Praxis-Tipps für naturverträgliche Pflege

  1. Blühen lassen: Hecke erst nach der Blüte schneiden, damit Insekten Nahrung finden.
  2. Früchte zulassen: Nicht alle Blüten entfernen, um Vögeln im Herbst Nahrung zu bieten.
  3. Samenbildung begrenzen: Teilweises Schneiden senkt das Ausbreitungsrisiko.
  4. Mischhecken pflanzen: Kirschlorbeer mit heimischen Sträuchern kombinieren.
  5. Nützlinge fördern: Wildblumen und Unterpflanzungen anlegen.
  6. Schnittgut richtig entsorgen: Kein Grüngut in Wald oder Natur kippen.

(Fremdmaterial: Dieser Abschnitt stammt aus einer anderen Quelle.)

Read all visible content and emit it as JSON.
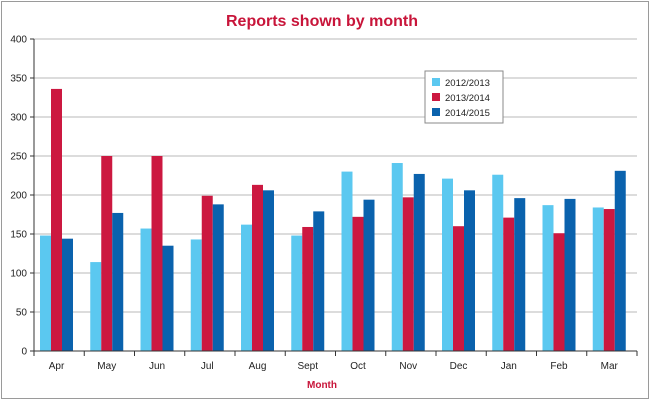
{
  "chart_data": {
    "type": "bar",
    "title": "Reports shown by month",
    "xlabel": "Month",
    "ylabel": "",
    "ylim": [
      0,
      400
    ],
    "yticks": [
      0,
      50,
      100,
      150,
      200,
      250,
      300,
      350,
      400
    ],
    "grid": true,
    "legend_position": "top-right",
    "categories": [
      "Apr",
      "May",
      "Jun",
      "Jul",
      "Aug",
      "Sept",
      "Oct",
      "Nov",
      "Dec",
      "Jan",
      "Feb",
      "Mar"
    ],
    "series": [
      {
        "name": "2012/2013",
        "color": "#5bc8f0",
        "values": [
          148,
          114,
          157,
          143,
          162,
          148,
          230,
          241,
          221,
          226,
          187,
          184
        ]
      },
      {
        "name": "2013/2014",
        "color": "#cc1840",
        "values": [
          336,
          250,
          250,
          199,
          213,
          159,
          172,
          197,
          160,
          171,
          151,
          182
        ]
      },
      {
        "name": "2014/2015",
        "color": "#0a62ad",
        "values": [
          144,
          177,
          135,
          188,
          206,
          179,
          194,
          227,
          206,
          196,
          195,
          231
        ]
      }
    ],
    "colors": {
      "title": "#c8153a",
      "xlabel": "#c8153a",
      "grid": "#a0a0a0",
      "axis": "#333333"
    }
  }
}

Fazit: Kirschlorbeer im Garten und im Wald

Der Kirschlorbeer ist kein ökologischer Bösewicht. Im Garten bietet er Insekten Nahrung, Vögeln Früchte und Unterschlupf sowie Mikroorganismen Lebensraum. Selbst im Wald kann er punktuell wachsen, ohne gleich das Ökosystem zu zerstören. Wichtig ist der verantwortungsvolle Umgang: Blühen lassen, Fruchtbildung teilweise zulassen, Vielfalt fördern. In Zeiten des Klimawandels sollten wir weniger über „heimisch“ oder „fremd“ streiten – sondern mehr über Vielfalt und Funktionen sprechen.